IceCube is a remarkably versatile instrument addressing multiple disciplines, including astrophysics, particle physics, and geophysical sciences. It operates continuously throughout the year and is simultaneously sensitive to the whole sky. The detector produces data that has been used for a wide array of cutting-edge analyses.
The IceCube collaboration has discovered extremely energetic neutrinos from the cosmos and initiated a joint neutrino-electromagnetic emission MMA observation which found the first confirmed high-energy astrophysical neutrino point source from the active galactic nucleus TXS 05060+056. This former discovery was recognized as the Physics World Breakthrough of the Year Award for 2013. The latter made IceCube one of the pillars on which the NSF is building an MMA program that has been declared a high-level priority area for the future.
In November 2013 it was announced that IceCube had detected 28 neutrinos that likely originated outside the Solar System.
The challenge
With the recent upgrade of the IceCube detectors, the computing demand for running and testing IceCube piloting activities will increase significantly, which will cause an even greater demand for GPUs. Currently the IceCube experiment can leverage on 300-500 GPUs for production and they would need about 1000 GPU (GTX1080 equivalent).
To support this new demand, the IceCube Neutrino Observatory used HTCondor to integrate all purchased GPUs into a single resource pool to which IceCube submitted their workflows from their home base in Wisconsin. This was accomplished by aggregating resources in each cloud region and then aggregating those aggregators into a single global pool at the San Diego Supercomputer Center (SDSC).
Architecture
The IceCube services are based on:
- A central HTCondor Submit Machine.
- A python server-client pair for submitting HTCondor glidein jobs on remote batch systems.
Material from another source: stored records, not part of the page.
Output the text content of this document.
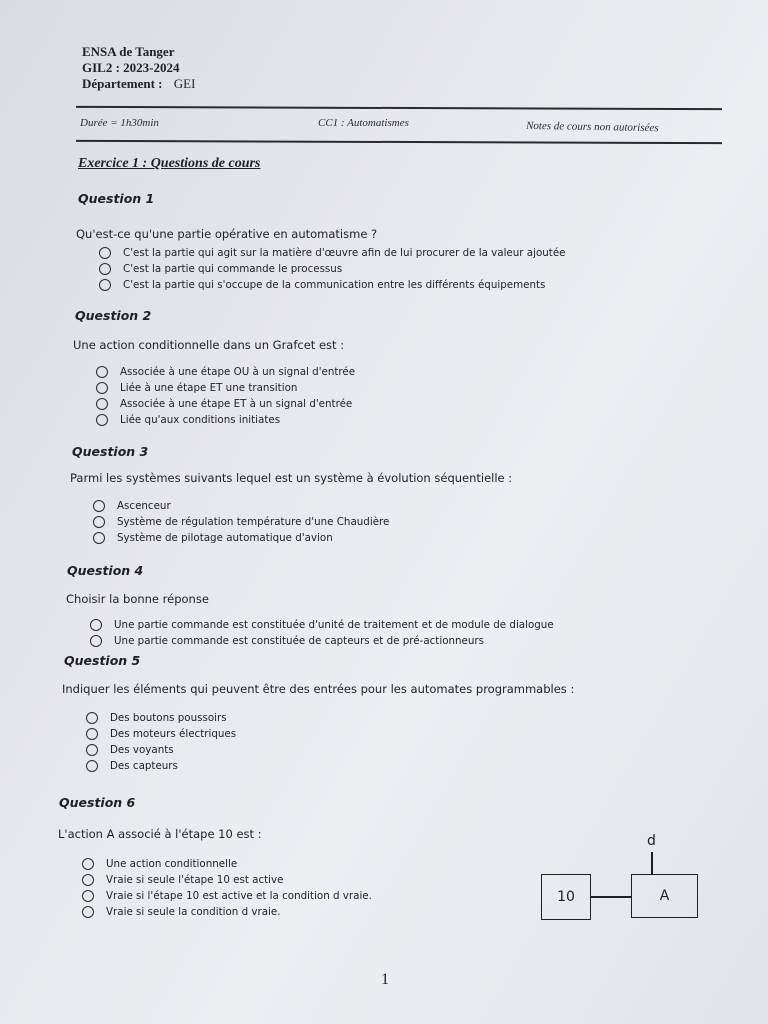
ENSA de Tanger
GIL2 : 2023-2024
Département : GEI
Durée = 1h30min	CC1 : Automatismes	Notes de cours non autorisées
Exercice 1 : Questions de cours
Question 1
Qu'est-ce qu'une partie opérative en automatisme ?
C'est la partie qui agit sur la matière d'œuvre afin de lui procurer de la valeur ajoutée
C'est la partie qui commande le processus
C'est la partie qui s'occupe de la communication entre les différents équipements
Question 2
Une action conditionnelle dans un Grafcet est :
Associée à une étape OU à un signal d'entrée
Liée à une étape ET une transition
Associée à une étape ET à un signal d'entrée
Liée qu'aux conditions initiates
Question 3
Parmi les systèmes suivants lequel est un système à évolution séquentielle :
Ascenceur
Système de régulation température d'une Chaudière
Système de pilotage automatique d'avion
Question 4
Choisir la bonne réponse
Une partie commande est constituée d'unité de traitement et de module de dialogue
Une partie commande est constituée de capteurs et de pré-actionneurs
Question 5
Indiquer les éléments qui peuvent être des entrées pour les automates programmables :
Des boutons poussoirs
Des moteurs électriques
Des voyants
Des capteurs
Question 6
L'action A associé à l'étape 10 est :
Une action conditionnelle
Vraie si seule l'étape 10 est active
Vraie si l'étape 10 est active et la condition d vraie.
Vraie si seule la condition d vraie.
10	A
d
1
The full architecture is also completed by several clients on remote submit machines. The client will submit glideins which connect back to the central HTCondor machine and advertise slots for jobs to run in. Jobs then run as normal.
The solution
Two resource providers of the EGI Federation are contributing to this resource pool providing additional GPU resources (e.g.: NVIDIA 1080Ti, NVIDIA T4). Starting from August 2021, IceCube signed a Collaboration Agreement with two EGI resource centres allowing the scientific community to extend the initial pool of GPU resources for running and testing IceCube piloting activities.
This Collaboration Agreement guarantees to the IceCube Neutrino Observatory to access to the following GPU cards:
- VM with 2 GPUs, 64 CPU cores, 512 GB RAM (6 nodes).
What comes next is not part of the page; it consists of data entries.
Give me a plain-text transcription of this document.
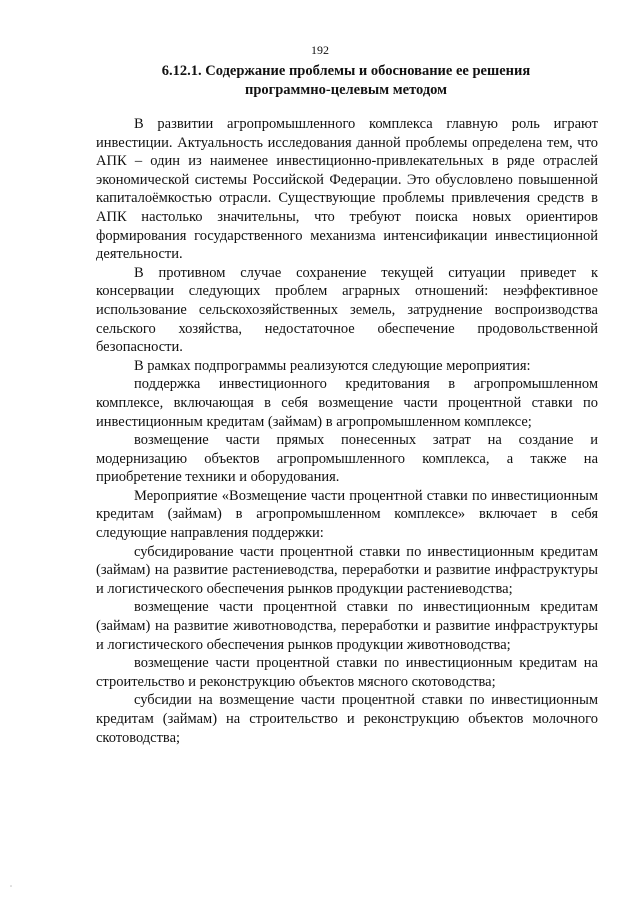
192
6.12.1. Содержание проблемы и обоснование ее решения
программно-целевым методом

В развитии агропромышленного комплекса главную роль играют инвестиции. Актуальность исследования данной проблемы определена тем, что АПК – один из наименее инвестиционно-привлекательных в ряде отраслей экономической системы Российской Федерации. Это обусловлено повышенной капиталоёмкостью отрасли. Существующие проблемы привлечения средств в АПК настолько значительны, что требуют поиска новых ориентиров формирования государственного механизма интенсификации инвестиционной деятельности.

В противном случае сохранение текущей ситуации приведет к консервации следующих проблем аграрных отношений: неэффективное использование сельскохозяйственных земель, затруднение воспроизводства сельского хозяйства, недостаточное обеспечение продовольственной безопасности.

В рамках подпрограммы реализуются следующие мероприятия:

поддержка инвестиционного кредитования в агропромышленном комплексе, включающая в себя возмещение части процентной ставки по инвестиционным кредитам (займам) в агропромышленном комплексе;

возмещение части прямых понесенных затрат на создание и модернизацию объектов агропромышленного комплекса, а также на приобретение техники и оборудования.

Мероприятие «Возмещение части процентной ставки по инвестиционным кредитам (займам) в агропромышленном комплексе» включает в себя следующие направления поддержки:

субсидирование части процентной ставки по инвестиционным кредитам (займам) на развитие растениеводства, переработки и развитие инфраструктуры и логистического обеспечения рынков продукции растениеводства;

возмещение части процентной ставки по инвестиционным кредитам (займам) на развитие животноводства, переработки и развитие инфраструктуры и логистического обеспечения рынков продукции животноводства;

возмещение части процентной ставки по инвестиционным кредитам на строительство и реконструкцию объектов мясного скотоводства;

субсидии на возмещение части процентной ставки по инвестиционным кредитам (займам) на строительство и реконструкцию объектов молочного скотоводства;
- VM with 10 GPUs, single root PCI, 12 CPU cores, 186 GB RAM, and
- VM with 8 GPUs (NVIDIA 1080Ti, NVIDIA T4), 300 GB RAM, 95 CPU cores.
These extra resources will be federated in a Central HTCondor Submit Machine.
- The EGI computing and storage resources such as the EGI Cloud Compute and the EGI Online Storage to distribute the computations.
- User registration and authentication mechanisms connected to EGI Check-In.
- Technical support to access and use the accelerated computing of EGI.